Glenn Hewson, senior vice president at Adept Technology, changes in consumer buying habits, shortage of skilled labor, and stepped-up government regulation are increasing food processors’ interest in automation.
“Food processors are looking to robotics with integrated vision and conveyor control to provide the speed of hard automation but with flexibility for quick changeover between products,” he said. “Robotics also can profitably ease labor shortage issues for both primary and secondary packaging while delivering on the sanitary conditions required by government regulation.”
Hewson added the primary goal of the new tech center is to give a convenient location for end users and integrators in the eastern US to see and test applications on industrial and mobile robotic platforms. Adept Technology also has similar locations in California, Germany, France, Singapore and China.
Equipment in action
Hewson said one benefit of seeing the robotics solutions in action is food professionals get to see that implementing automation is easier and more within their grasp than they might have believed.
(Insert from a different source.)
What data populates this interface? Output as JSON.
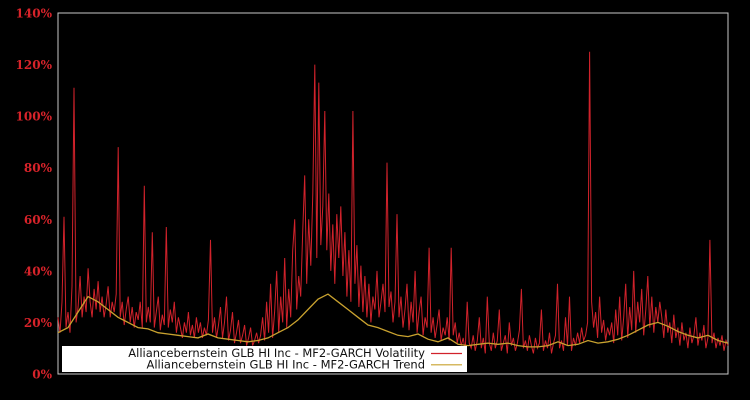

“One of the biggest challenges in the industry is managing the shift from dedicated lines to robotics in order to create flexibility in packaging operations,” Hewson said. “This usually means reexamining the approach in how to maximize throughput using robotics rather that just duplicating the process that was handled via hard automation.”
The company’s technical staff is available to work with various packaging system integrators to help customers in the food industry test and prove their concepts at any of its centers.
The 5,000-sq.-ft. New Hampshire center offers design, programming, testing and training for Adept Technology’s kinematics, including the Quattro HS, a USDA-approved parallel robot. The new machine reportedly is intended for handling primary packaging with slippery, oddly shaped or varied-orientation products.
As automation technology evolves, the center will endeavor to help clients keep up with the changes. Hewson anticipates the industry will see increased use of robotics in primary food packaging for sanitation reasons.
Hewson added that the industry most likely will see increased use of mobile robotics to handle custom cases, moving them directly from the packaging lines to transport vehicles.